Final answer:
Emily's investment function, assuming compound interest, is A = 100(1 + 0.12)^n. To calculate the average rate of change between two points, subtract the function's value at the initial point from its value at the final point, and divide by the length of the time interval between those points.
Step-by-step explanation:
Emily is interested in putting $100 into an account that compounds interest annually at a rate of 12%. To track the growth of her investment, we can create a function that models compound interest.
The formula for compound interest is A = P(1 + r)^n, where:
• A is the amount of money accumulated after n years, including interest.
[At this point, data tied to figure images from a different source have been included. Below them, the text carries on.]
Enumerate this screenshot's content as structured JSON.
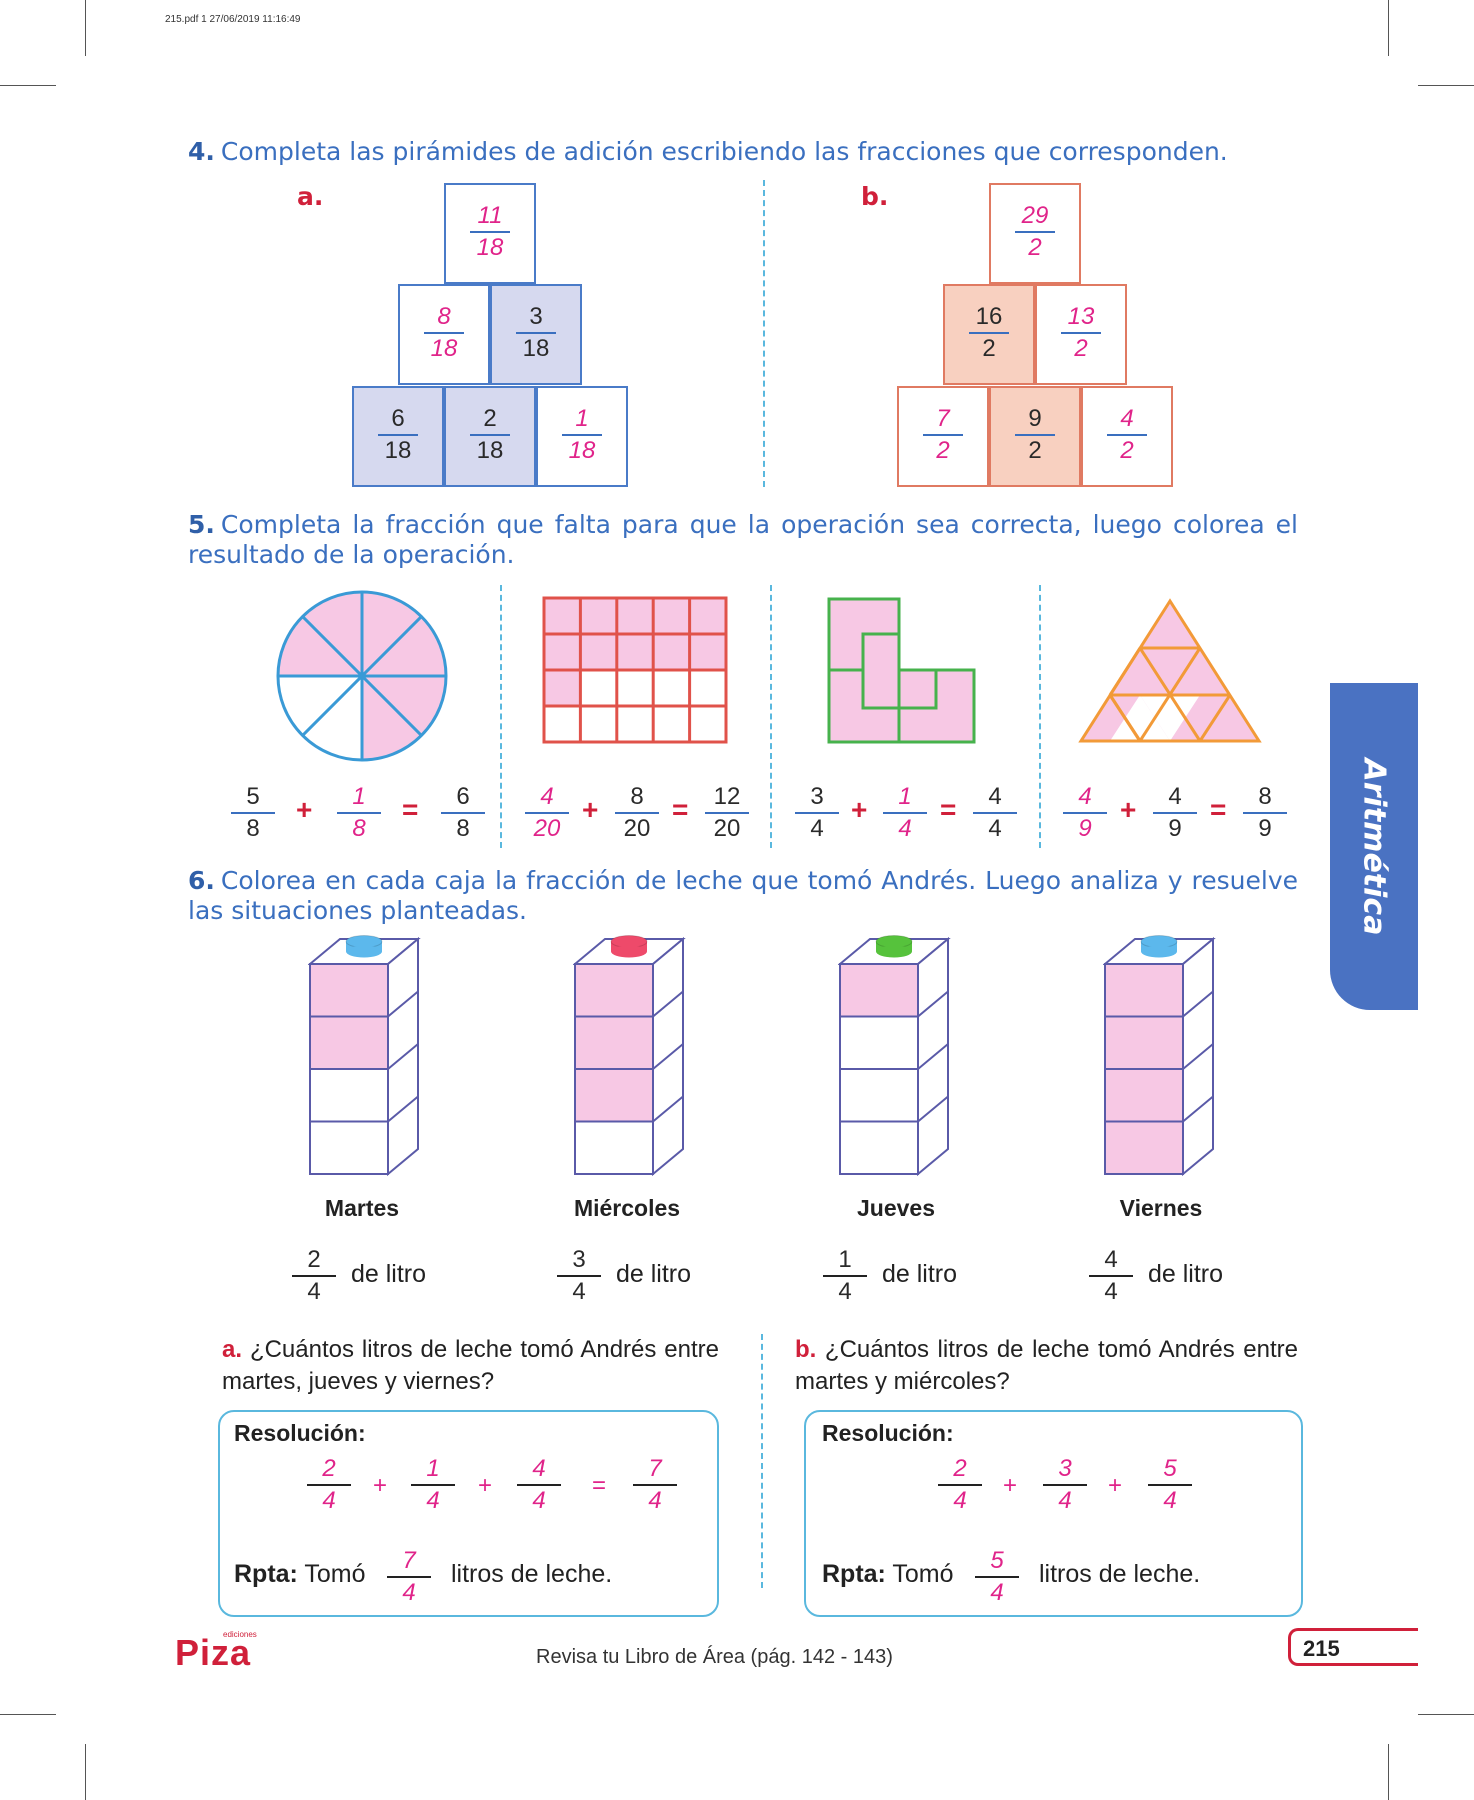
{
  "pdf_header": "215.pdf   1   27/06/2019   11:16:49",
  "q4": {
    "number": "4.",
    "instruction": "Completa las pirámides de adición escribiendo las fracciones que corresponden.",
    "a": {
      "letter": "a.",
      "top": {
        "n": "11",
        "d": "18"
      },
      "mid_left": {
        "n": "8",
        "d": "18"
      },
      "mid_right": {
        "n": "3",
        "d": "18"
      },
      "bot_left": {
        "n": "6",
        "d": "18"
      },
      "bot_mid": {
        "n": "2",
        "d": "18"
      },
      "bot_right": {
        "n": "1",
        "d": "18"
      }
    },
    "b": {
      "letter": "b.",
      "top": {
        "n": "29",
        "d": "2"
      },
      "mid_left": {
        "n": "16",
        "d": "2"
      },
      "mid_right": {
        "n": "13",
        "d": "2"
      },
      "bot_left": {
        "n": "7",
        "d": "2"
      },
      "bot_mid": {
        "n": "9",
        "d": "2"
      },
      "bot_right": {
        "n": "4",
        "d": "2"
      }
    }
  },
  "q5": {
    "number": "5.",
    "instruction": "Completa la fracción que falta para que la operación sea correcta, luego colorea el resultado de la operación.",
    "plus": "+",
    "equals": "=",
    "circle_eq": {
      "a": {
        "n": "5",
        "d": "8"
      },
      "b": {
        "n": "1",
        "d": "8"
      },
      "r": {
        "n": "6",
        "d": "8"
      }
    },
    "grid_eq": {
      "a": {
        "n": "4",
        "d": "20"
      },
      "b": {
        "n": "8",
        "d": "20"
      },
      "r": {
        "n": "12",
        "d": "20"
      }
    },
    "lshape_eq": {
      "a": {
        "n": "3",
        "d": "4"
      },
      "b": {
        "n": "1",
        "d": "4"
      },
      "r": {
        "n": "4",
        "d": "4"
      }
    },
    "triangle_eq": {
      "a": {
        "n": "4",
        "d": "9"
      },
      "b": {
        "n": "4",
        "d": "9"
      },
      "r": {
        "n": "8",
        "d": "9"
      }
    }
  },
  "q6": {
    "number": "6.",
    "instruction": "Colorea en cada caja la fracción de leche que tomó Andrés. Luego analiza y resuelve las situaciones planteadas.",
    "unit": "de litro",
    "boxes": [
      {
        "day": "Martes",
        "n": "2",
        "d": "4",
        "filled_fraction": 0.5,
        "cap": "#5cb8ec"
      },
      {
        "day": "Miércoles",
        "n": "3",
        "d": "4",
        "filled_fraction": 0.75,
        "cap": "#ee4a6a"
      },
      {
        "day": "Jueves",
        "n": "1",
        "d": "4",
        "filled_fraction": 0.25,
        "cap": "#56c23c"
      },
      {
        "day": "Viernes",
        "n": "4",
        "d": "4",
        "filled_fraction": 1.0,
        "cap": "#5cb8ec"
      }
    ],
    "a": {
      "letter": "a.",
      "question": "¿Cuántos litros de leche tomó Andrés entre martes, jueves y viernes?",
      "resolucion": "Resolución:",
      "terms": [
        {
          "n": "2",
          "d": "4"
        },
        {
          "n": "1",
          "d": "4"
        },
        {
          "n": "4",
          "d": "4"
        }
      ],
      "result": {
        "n": "7",
        "d": "4"
      },
      "plus": "+",
      "equals": "=",
      "rpta_label": "Rpta:",
      "rpta_pre": "Tomó",
      "rpta_post": "litros de leche."
    },
    "b": {
      "letter": "b.",
      "question": "¿Cuántos litros de leche tomó Andrés entre martes y miércoles?",
      "resolucion": "Resolución:",
      "terms": [
        {
          "n": "2",
          "d": "4"
        },
        {
          "n": "3",
          "d": "4"
        },
        {
          "n": "5",
          "d": "4"
        }
      ],
      "plus": "+",
      "rpta_label": "Rpta:",
      "rpta_pre": "Tomó",
      "rpta_answer": {
        "n": "5",
        "d": "4"
      },
      "rpta_post": "litros de leche."
    }
  },
  "side_tab": "Aritmética",
  "footer": {
    "logo_small": "ediciones",
    "logo": "Piza",
    "review_text": "Revisa tu Libro de Área (pág. 142 - 143)",
    "page_number": "215"
  },
  "colors": {
    "title_blue": "#3a6fbf",
    "accent_red": "#d0203a",
    "answer_pink": "#e0248a",
    "fill_pink": "#f7c8e4",
    "tab_blue": "#4a72c2"
  }
}
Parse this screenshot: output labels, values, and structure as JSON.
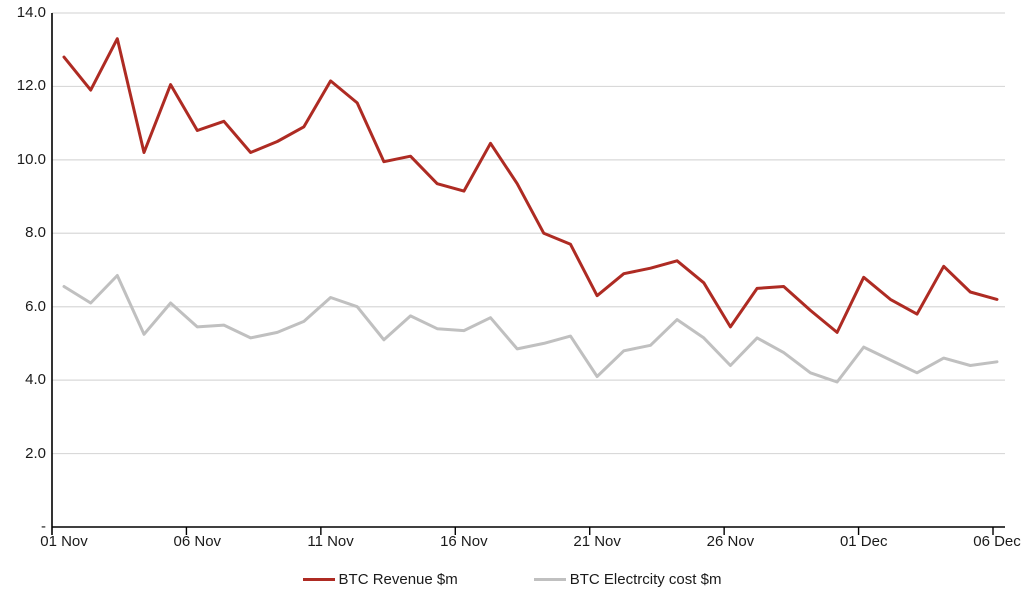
{
  "legend": {
    "revenue_label": "BTC Revenue $m",
    "cost_label": "BTC Electrcity cost $m"
  },
  "chart_data": {
    "type": "line",
    "title": "",
    "xlabel": "",
    "ylabel": "",
    "ylim": [
      0,
      14
    ],
    "ytick_step": 2,
    "ytick_labels": [
      "-",
      "2.0",
      "4.0",
      "6.0",
      "8.0",
      "10.0",
      "12.0",
      "14.0"
    ],
    "xtick_labels": [
      "01 Nov",
      "06 Nov",
      "11 Nov",
      "16 Nov",
      "21 Nov",
      "26 Nov",
      "01 Dec",
      "06 Dec"
    ],
    "xtick_every": 5,
    "grid": true,
    "legend_position": "bottom",
    "gridline_color": "#d9d9d9",
    "axis_color": "#000000",
    "text_color": "#1a1a1a",
    "categories": [
      "01 Nov",
      "02 Nov",
      "03 Nov",
      "04 Nov",
      "05 Nov",
      "06 Nov",
      "07 Nov",
      "08 Nov",
      "09 Nov",
      "10 Nov",
      "11 Nov",
      "12 Nov",
      "13 Nov",
      "14 Nov",
      "15 Nov",
      "16 Nov",
      "17 Nov",
      "18 Nov",
      "19 Nov",
      "20 Nov",
      "21 Nov",
      "22 Nov",
      "23 Nov",
      "24 Nov",
      "25 Nov",
      "26 Nov",
      "27 Nov",
      "28 Nov",
      "29 Nov",
      "30 Nov",
      "01 Dec",
      "02 Dec",
      "03 Dec",
      "04 Dec",
      "05 Dec",
      "06 Dec"
    ],
    "series": [
      {
        "name": "BTC Revenue $m",
        "color": "#ae2b23",
        "values": [
          12.8,
          11.9,
          13.3,
          10.2,
          12.05,
          10.8,
          11.05,
          10.2,
          10.5,
          10.9,
          12.15,
          11.55,
          9.95,
          10.1,
          9.35,
          9.15,
          10.45,
          9.35,
          8.0,
          7.7,
          6.3,
          6.9,
          7.05,
          7.25,
          6.65,
          5.45,
          6.5,
          6.55,
          5.9,
          5.3,
          6.8,
          6.2,
          5.8,
          7.1,
          6.4,
          6.2
        ]
      },
      {
        "name": "BTC Electrcity cost $m",
        "color": "#c0c0c0",
        "values": [
          6.55,
          6.1,
          6.85,
          5.25,
          6.1,
          5.45,
          5.5,
          5.15,
          5.3,
          5.6,
          6.25,
          6.0,
          5.1,
          5.75,
          5.4,
          5.35,
          5.7,
          4.85,
          5.0,
          5.2,
          4.1,
          4.8,
          4.95,
          5.65,
          5.15,
          4.4,
          5.15,
          4.75,
          4.2,
          3.95,
          4.9,
          4.55,
          4.2,
          4.6,
          4.4,
          4.5
        ]
      }
    ]
  }
}
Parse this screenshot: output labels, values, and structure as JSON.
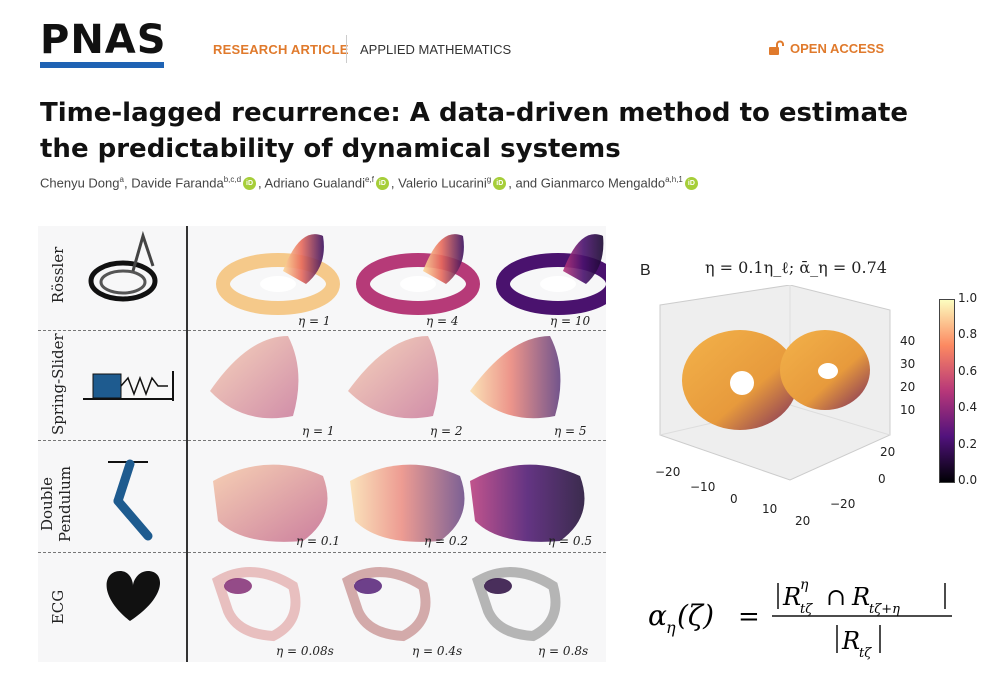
{
  "header": {
    "logo_text": "PNAS",
    "logo_bar_color": "#1f63b4",
    "category_primary": "RESEARCH ARTICLE",
    "category_primary_color": "#e07a2c",
    "category_secondary": "APPLIED MATHEMATICS",
    "open_access_label": "OPEN ACCESS",
    "open_access_color": "#e07a2c",
    "open_access_icon": "unlock-icon"
  },
  "article": {
    "title": "Time-lagged recurrence: A data-driven method to estimate the predictability of dynamical systems",
    "orcid_color": "#a6ce39",
    "orcid_text": "iD",
    "authors": [
      {
        "name": "Chenyu Dong",
        "sup": "a",
        "orcid": false,
        "sep": ", "
      },
      {
        "name": "Davide Faranda",
        "sup": "b,c,d",
        "orcid": true,
        "sep": ", "
      },
      {
        "name": "Adriano Gualandi",
        "sup": "e,f",
        "orcid": true,
        "sep": ", "
      },
      {
        "name": "Valerio Lucarini",
        "sup": "g",
        "orcid": true,
        "sep": ", and "
      },
      {
        "name": "Gianmarco Mengaldo",
        "sup": "a,h,1",
        "orcid": true,
        "sep": ""
      }
    ]
  },
  "figure": {
    "panel_a": {
      "rows": [
        {
          "label": "Rössler",
          "etas": [
            "η = 1",
            "η = 4",
            "η = 10"
          ]
        },
        {
          "label": "Spring-Slider",
          "etas": [
            "η = 1",
            "η = 2",
            "η = 5"
          ]
        },
        {
          "label_line1": "Double",
          "label_line2": "Pendulum",
          "etas": [
            "η = 0.1",
            "η = 0.2",
            "η = 0.5"
          ]
        },
        {
          "label": "ECG",
          "etas": [
            "η = 0.08s",
            "η = 0.4s",
            "η = 0.8s"
          ]
        }
      ]
    },
    "panel_b": {
      "label": "B",
      "title": "η = 0.1η_ℓ; ᾱ_η = 0.74",
      "colorbar_ticks": [
        "1.0",
        "0.8",
        "0.6",
        "0.4",
        "0.2",
        "0.0"
      ],
      "z_ticks": [
        "40",
        "30",
        "20",
        "10"
      ],
      "x_ticks": [
        "−20",
        "−10",
        "0",
        "10",
        "20"
      ],
      "y_ticks": [
        "20",
        "0",
        "−20"
      ]
    },
    "formula": {
      "lhs": "α",
      "lhs_sub": "η",
      "lhs_arg": "(ζ)",
      "equals": "=",
      "num_R1": "R",
      "num_R1_sup": "η",
      "num_R1_sub": "tζ",
      "num_cap": "∩",
      "num_R2": "R",
      "num_R2_sub": "tζ+η",
      "den_R": "R",
      "den_R_sub": "tζ"
    }
  }
}
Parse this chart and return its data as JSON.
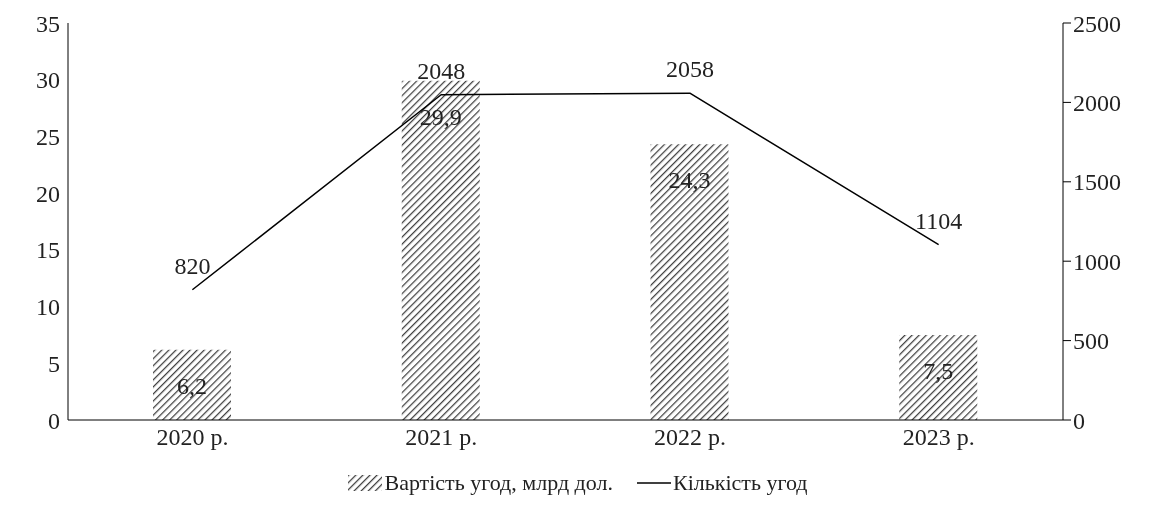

• P is the principal amount (the initial amount of money).
• r is the annual interest rate (in decimal form).
• n is the number of years the money is invested or borrowed.
Using this formula, Emily's investment function would be written as A = 100(1 + 0.12)^n.
To find the average rate of change between two points on a function's curve, which is akin to finding the slope of the secant line that connects the two points, you simply subtract the initial value of the function from the final value and divide by the difference in the x-values (amount of time) associated with these points. Here is the formula:
Average Rate of Change = (f(x2) - f(x1)) / (x2 - x1)
For example, if you wanted to find the average rate of change of Emily's account balance between years 1 and 3, you would calculate the amount of money at year 3, subtract the amount at year 1, and then divide by the difference in time, which is 3-1 = 2 years.